Amazon.com: 1 review
2 of 3 people found the following review helpful
Love Antonia Forest's Marlows, didn't care for this book 18 Feb. 2006
By Gen of North Coast Gardening - Published on Amazon.com
Format: Paperback
This is the only book by Antonia Forest that I haven't cared for. The Marlow books were written so far apart, and each one supposedly takes place in the forties or fifties, but each one tends to take on some of the flavor of the years in which it was actually written. I love this about the other books, but in this one, that strange time-displacement doesn't work.

This one is obviously set in the sixties and involves some shady activity by some wayward youths, whom the Marlows hope to catch in action. The slang is ridiculously overdone and the language makes it hard to relax and get into the story.

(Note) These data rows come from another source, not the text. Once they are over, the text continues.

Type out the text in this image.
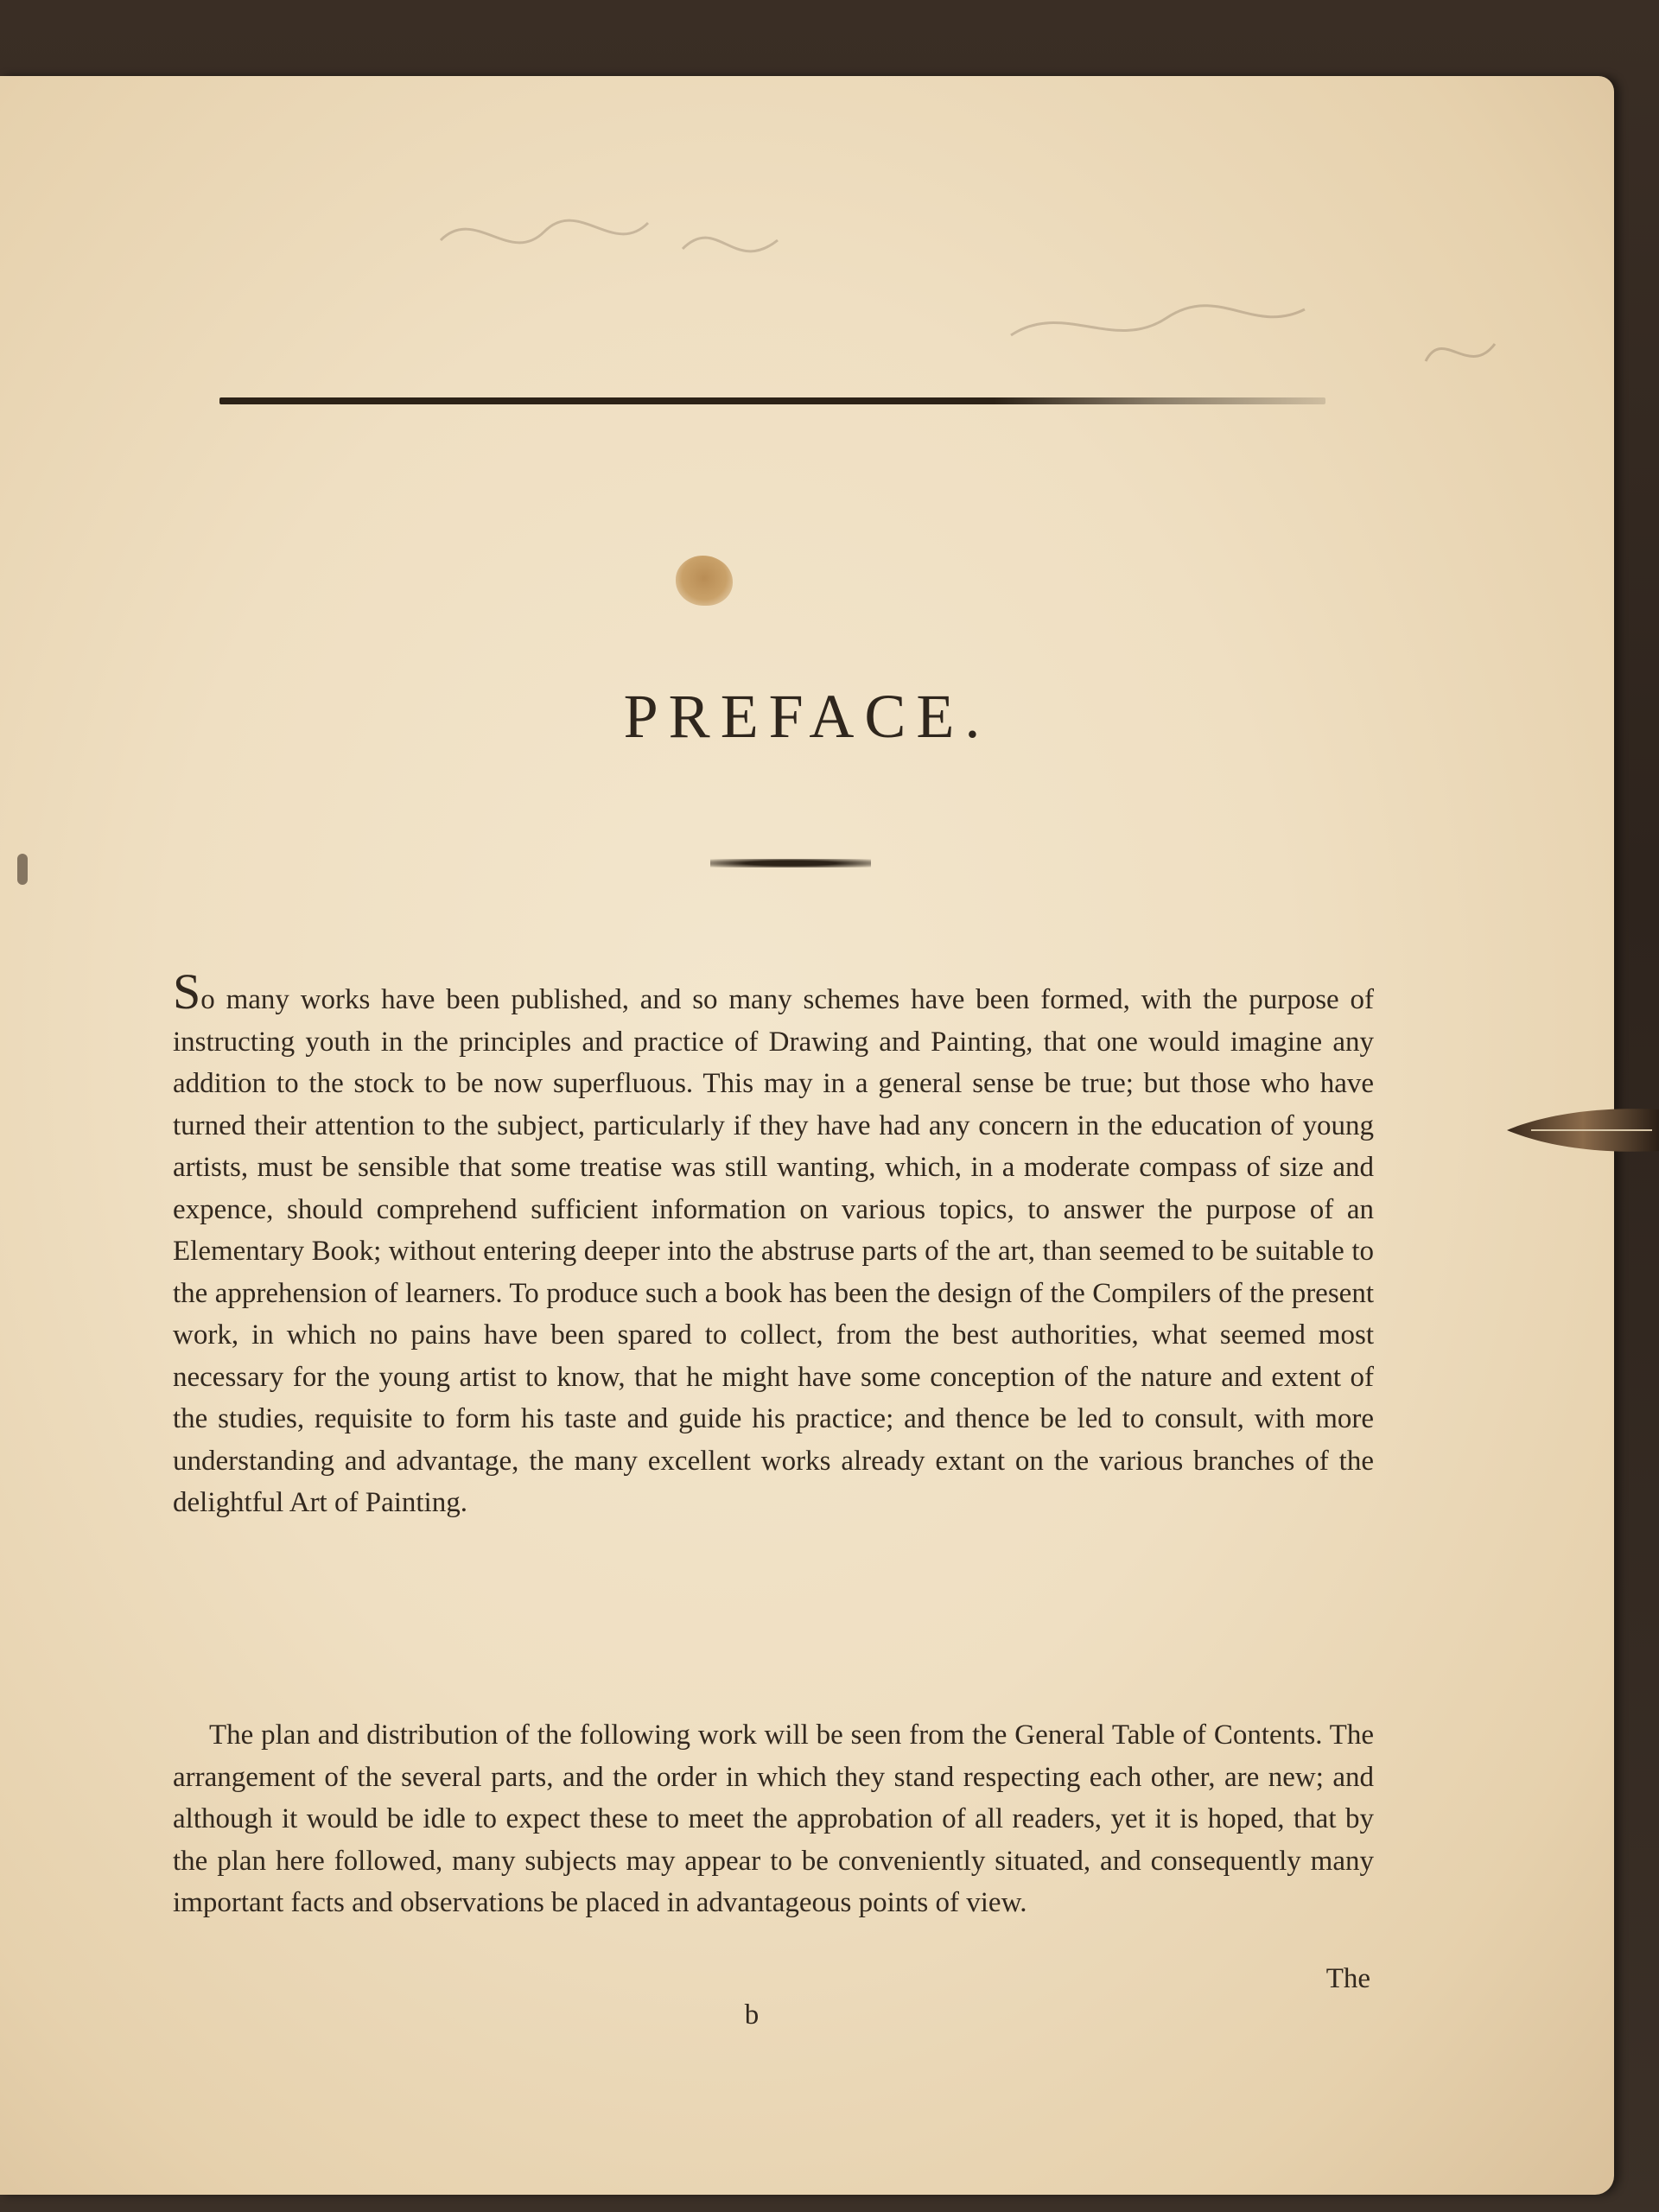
PREFACE.
So many works have been published, and so many schemes have been formed, with the purpose of instructing youth in the principles and practice of Drawing and Painting, that one would imagine any addition to the stock to be now superfluous. This may in a general sense be true; but those who have turned their attention to the subject, particularly if they have had any concern in the education of young artists, must be sensible that some treatise was still wanting, which, in a moderate compass of size and expence, should comprehend sufficient information on various topics, to answer the purpose of an Elementary Book; without entering deeper into the abstruse parts of the art, than seemed to be suitable to the apprehension of learners. To produce such a book has been the design of the Compilers of the present work, in which no pains have been spared to collect, from the best authorities, what seemed most necessary for the young artist to know, that he might have some conception of the nature and extent of the studies, requisite to form his taste and guide his practice; and thence be led to consult, with more understanding and advantage, the many excellent works already extant on the various branches of the delightful Art of Painting.
The plan and distribution of the following work will be seen from the General Table of Contents. The arrangement of the several parts, and the order in which they stand respecting each other, are new; and although it would be idle to expect these to meet the approbation of all readers, yet it is hoped, that by the plan here followed, many subjects may appear to be conveniently situated, and consequently many important facts and observations be placed in advantageous points of view.
The
b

Added to that, I didn't care for the auxiliary characters and couldn't sympathise with them.

This is worth reading if you are a really big Marlows fan (I have read Falconer's Lure about forty times and this one twice, to give you an idea of its relative merits), but if you haven't read the others leading up to this point, put off purchasing this one until you are at this point in the series or are out of other Marlow reading material, because it doesn't add very much to our understanding of the Marlows and wasn't a great story on its own.

That said, a weak Antonia Forest is still better reading material than a lot of other things you could pick up, and it is interesting to see her struggling with writing in a modern way when times were changing so quickly, so it is a good late addition to your collection.

Girls Gone by has done a great job with these reprints, and they feel sturdy, have good print, and have some neat background info in the front of each republished title. The AF books have an intro by AF written just for these reprints, written before she passed away in 2003.